Checking in on Semafor’s Separation of Factual Information and Analysis

The awkwardly named “semaform” article format that is the main gimmick of Semafor is supposed to ensure information and analysis remain in separate buckets. So, how is that working out for them?

Here is an article from Friday by Diego Mendoza, which carries the following headline:

A fake Eli Lilly tweet drove its stock down and reignited anger over insulin prices

The opening paragraph:

Pharmaceutical giant Eli Lilly’s stock price plunged Friday following a fake tweet from a Twitter Blue-verified account that claimed the company would be making insulin free.

And here is the third paragraph under the subsequent “Know More” section, which was not in executive editor Gina Chua’s breakdown, but which someone may reasonably conclude based on the way it is written that it is less of an analysis section and more about presenting context and extra information:

While it’s unclear whether the fake tweet was the culprit behind the dive, it reignited public anger against pharmaceutical companies over the high cost of insulin.
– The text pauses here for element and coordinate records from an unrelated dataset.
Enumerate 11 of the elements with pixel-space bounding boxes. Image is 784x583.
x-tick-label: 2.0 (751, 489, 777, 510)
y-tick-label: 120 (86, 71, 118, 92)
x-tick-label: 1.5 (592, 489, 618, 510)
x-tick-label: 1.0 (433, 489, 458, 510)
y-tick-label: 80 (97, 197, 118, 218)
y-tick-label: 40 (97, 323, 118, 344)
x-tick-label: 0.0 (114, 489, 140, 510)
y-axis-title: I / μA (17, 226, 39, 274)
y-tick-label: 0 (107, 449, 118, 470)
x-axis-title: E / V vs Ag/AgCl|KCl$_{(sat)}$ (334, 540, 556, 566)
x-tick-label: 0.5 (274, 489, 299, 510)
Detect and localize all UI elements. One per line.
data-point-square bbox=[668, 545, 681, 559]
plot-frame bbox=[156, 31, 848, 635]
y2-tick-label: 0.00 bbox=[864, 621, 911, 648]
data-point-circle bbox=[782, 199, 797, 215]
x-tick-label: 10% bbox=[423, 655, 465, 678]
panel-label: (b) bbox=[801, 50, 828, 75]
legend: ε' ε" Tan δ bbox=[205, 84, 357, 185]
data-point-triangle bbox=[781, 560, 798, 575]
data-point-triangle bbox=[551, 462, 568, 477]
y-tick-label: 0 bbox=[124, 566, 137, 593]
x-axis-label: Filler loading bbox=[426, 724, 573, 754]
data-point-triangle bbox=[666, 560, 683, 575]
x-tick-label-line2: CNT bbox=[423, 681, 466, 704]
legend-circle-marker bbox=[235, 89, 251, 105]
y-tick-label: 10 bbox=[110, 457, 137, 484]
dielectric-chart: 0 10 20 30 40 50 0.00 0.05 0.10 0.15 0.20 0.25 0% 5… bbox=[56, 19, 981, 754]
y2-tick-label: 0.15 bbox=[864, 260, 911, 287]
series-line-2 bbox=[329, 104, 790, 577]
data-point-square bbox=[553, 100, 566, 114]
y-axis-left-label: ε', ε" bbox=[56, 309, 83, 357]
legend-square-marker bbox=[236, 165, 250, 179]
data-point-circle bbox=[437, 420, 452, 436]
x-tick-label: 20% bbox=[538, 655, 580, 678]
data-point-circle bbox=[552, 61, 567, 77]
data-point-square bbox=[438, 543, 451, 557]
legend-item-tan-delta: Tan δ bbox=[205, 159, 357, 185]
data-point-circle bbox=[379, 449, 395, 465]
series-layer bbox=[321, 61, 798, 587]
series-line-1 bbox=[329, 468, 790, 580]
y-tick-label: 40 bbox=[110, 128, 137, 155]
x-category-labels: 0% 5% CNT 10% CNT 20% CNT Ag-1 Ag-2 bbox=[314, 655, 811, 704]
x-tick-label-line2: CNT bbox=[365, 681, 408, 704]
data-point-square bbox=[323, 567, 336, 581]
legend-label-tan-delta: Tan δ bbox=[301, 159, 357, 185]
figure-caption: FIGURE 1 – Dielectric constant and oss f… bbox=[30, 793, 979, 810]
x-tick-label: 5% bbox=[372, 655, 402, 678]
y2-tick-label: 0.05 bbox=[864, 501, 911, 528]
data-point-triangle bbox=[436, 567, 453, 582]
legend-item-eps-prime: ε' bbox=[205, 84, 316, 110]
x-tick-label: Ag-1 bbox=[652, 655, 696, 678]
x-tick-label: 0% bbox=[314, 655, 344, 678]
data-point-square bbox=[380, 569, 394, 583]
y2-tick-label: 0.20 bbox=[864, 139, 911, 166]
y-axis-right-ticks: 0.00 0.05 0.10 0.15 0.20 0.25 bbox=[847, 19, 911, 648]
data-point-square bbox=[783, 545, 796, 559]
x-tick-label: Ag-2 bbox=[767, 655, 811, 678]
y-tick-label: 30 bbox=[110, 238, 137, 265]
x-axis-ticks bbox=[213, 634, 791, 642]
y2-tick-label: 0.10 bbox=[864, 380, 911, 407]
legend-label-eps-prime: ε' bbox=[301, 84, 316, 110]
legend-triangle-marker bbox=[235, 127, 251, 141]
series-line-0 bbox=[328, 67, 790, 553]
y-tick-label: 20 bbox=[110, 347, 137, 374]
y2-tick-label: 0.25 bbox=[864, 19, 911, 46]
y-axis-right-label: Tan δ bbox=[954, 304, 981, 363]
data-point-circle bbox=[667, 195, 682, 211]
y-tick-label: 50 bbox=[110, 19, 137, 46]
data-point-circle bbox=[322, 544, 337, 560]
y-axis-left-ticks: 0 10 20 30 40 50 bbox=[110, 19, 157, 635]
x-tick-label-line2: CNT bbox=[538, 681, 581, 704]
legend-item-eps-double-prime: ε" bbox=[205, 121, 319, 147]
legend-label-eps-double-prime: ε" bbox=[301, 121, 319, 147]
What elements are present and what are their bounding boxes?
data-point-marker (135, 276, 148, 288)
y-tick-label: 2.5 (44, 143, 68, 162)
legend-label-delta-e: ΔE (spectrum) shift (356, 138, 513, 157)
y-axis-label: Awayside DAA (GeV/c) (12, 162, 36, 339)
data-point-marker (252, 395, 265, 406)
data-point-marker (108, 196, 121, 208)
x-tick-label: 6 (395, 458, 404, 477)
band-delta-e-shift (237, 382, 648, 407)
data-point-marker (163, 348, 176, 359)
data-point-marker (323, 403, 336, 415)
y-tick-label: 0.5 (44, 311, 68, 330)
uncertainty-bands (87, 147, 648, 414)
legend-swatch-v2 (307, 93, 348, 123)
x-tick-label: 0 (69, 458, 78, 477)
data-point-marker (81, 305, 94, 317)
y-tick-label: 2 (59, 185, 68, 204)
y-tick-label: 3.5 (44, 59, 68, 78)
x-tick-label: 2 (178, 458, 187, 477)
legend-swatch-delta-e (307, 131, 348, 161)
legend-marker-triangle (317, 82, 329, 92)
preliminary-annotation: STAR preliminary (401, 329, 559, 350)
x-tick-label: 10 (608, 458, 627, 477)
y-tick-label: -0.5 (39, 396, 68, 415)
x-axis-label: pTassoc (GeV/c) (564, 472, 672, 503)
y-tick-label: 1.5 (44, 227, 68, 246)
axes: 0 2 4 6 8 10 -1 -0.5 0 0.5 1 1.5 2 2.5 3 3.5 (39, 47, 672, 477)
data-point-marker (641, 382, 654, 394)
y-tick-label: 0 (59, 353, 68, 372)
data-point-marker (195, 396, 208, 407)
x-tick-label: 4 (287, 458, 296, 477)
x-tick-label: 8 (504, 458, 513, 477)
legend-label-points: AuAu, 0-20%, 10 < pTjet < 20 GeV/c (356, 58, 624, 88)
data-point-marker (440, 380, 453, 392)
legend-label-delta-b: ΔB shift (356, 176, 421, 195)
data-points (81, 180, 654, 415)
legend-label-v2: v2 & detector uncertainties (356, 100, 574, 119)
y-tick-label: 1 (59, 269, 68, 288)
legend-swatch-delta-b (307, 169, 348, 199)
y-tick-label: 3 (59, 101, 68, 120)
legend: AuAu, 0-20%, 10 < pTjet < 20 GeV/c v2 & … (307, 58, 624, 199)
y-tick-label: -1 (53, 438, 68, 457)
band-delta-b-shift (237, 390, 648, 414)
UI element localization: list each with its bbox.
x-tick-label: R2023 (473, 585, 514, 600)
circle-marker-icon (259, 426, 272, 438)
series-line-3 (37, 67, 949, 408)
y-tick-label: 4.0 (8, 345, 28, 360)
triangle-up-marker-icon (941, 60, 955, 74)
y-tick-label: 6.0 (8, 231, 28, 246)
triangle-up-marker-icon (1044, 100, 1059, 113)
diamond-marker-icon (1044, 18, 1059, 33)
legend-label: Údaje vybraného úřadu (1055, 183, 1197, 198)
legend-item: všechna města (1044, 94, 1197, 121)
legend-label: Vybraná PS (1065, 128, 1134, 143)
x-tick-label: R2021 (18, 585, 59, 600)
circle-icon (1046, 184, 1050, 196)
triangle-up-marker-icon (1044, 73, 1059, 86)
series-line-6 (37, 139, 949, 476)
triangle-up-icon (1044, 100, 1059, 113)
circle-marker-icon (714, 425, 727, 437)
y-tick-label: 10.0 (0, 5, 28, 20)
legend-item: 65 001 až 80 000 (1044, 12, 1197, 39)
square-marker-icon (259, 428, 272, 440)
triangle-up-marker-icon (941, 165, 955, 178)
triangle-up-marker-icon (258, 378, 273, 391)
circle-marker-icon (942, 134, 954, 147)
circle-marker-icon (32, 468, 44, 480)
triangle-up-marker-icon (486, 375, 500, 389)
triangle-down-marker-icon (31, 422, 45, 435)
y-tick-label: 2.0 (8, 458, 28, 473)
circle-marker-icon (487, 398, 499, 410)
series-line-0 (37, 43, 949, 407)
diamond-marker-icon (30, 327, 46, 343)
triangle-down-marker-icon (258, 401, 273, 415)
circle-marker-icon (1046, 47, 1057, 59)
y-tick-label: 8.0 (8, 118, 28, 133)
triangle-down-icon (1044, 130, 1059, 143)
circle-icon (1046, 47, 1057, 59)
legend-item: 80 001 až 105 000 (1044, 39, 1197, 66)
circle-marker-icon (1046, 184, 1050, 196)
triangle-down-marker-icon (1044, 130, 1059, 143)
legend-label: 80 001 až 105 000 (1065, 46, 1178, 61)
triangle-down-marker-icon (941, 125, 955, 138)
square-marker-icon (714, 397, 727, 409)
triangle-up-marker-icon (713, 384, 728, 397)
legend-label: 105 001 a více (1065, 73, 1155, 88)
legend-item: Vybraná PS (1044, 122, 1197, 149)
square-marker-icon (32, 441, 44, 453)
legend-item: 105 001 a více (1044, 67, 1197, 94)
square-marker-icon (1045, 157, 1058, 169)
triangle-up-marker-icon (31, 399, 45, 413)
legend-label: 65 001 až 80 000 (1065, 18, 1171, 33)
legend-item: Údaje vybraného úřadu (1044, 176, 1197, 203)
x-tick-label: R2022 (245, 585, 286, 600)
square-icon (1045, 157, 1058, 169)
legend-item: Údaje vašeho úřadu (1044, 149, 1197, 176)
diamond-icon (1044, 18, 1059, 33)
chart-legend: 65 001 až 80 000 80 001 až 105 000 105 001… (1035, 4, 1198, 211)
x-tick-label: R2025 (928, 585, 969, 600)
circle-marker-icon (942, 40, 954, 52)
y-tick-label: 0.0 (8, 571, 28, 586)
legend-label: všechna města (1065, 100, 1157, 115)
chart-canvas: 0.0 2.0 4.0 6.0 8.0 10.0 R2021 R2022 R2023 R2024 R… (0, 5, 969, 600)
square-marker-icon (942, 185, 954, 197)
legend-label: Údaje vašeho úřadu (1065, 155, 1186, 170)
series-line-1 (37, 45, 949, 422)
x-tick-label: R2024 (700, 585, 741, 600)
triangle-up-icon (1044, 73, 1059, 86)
Eli Lilly’s competitors also saw drops in their share prices with Denmark’s Novo Nordisk’s dropping by about 5.1% and France’s Sanofi tumbling by about 4.5%.

So the headline says this tweet “drove [Eli Lilly’s] stock down”, the first paragraph says only that the stock price fell on Friday, and just a few paragraphs later, Mendoza acknowledges the tweet may not have been related in any way since other health-related stocks dropped in value too.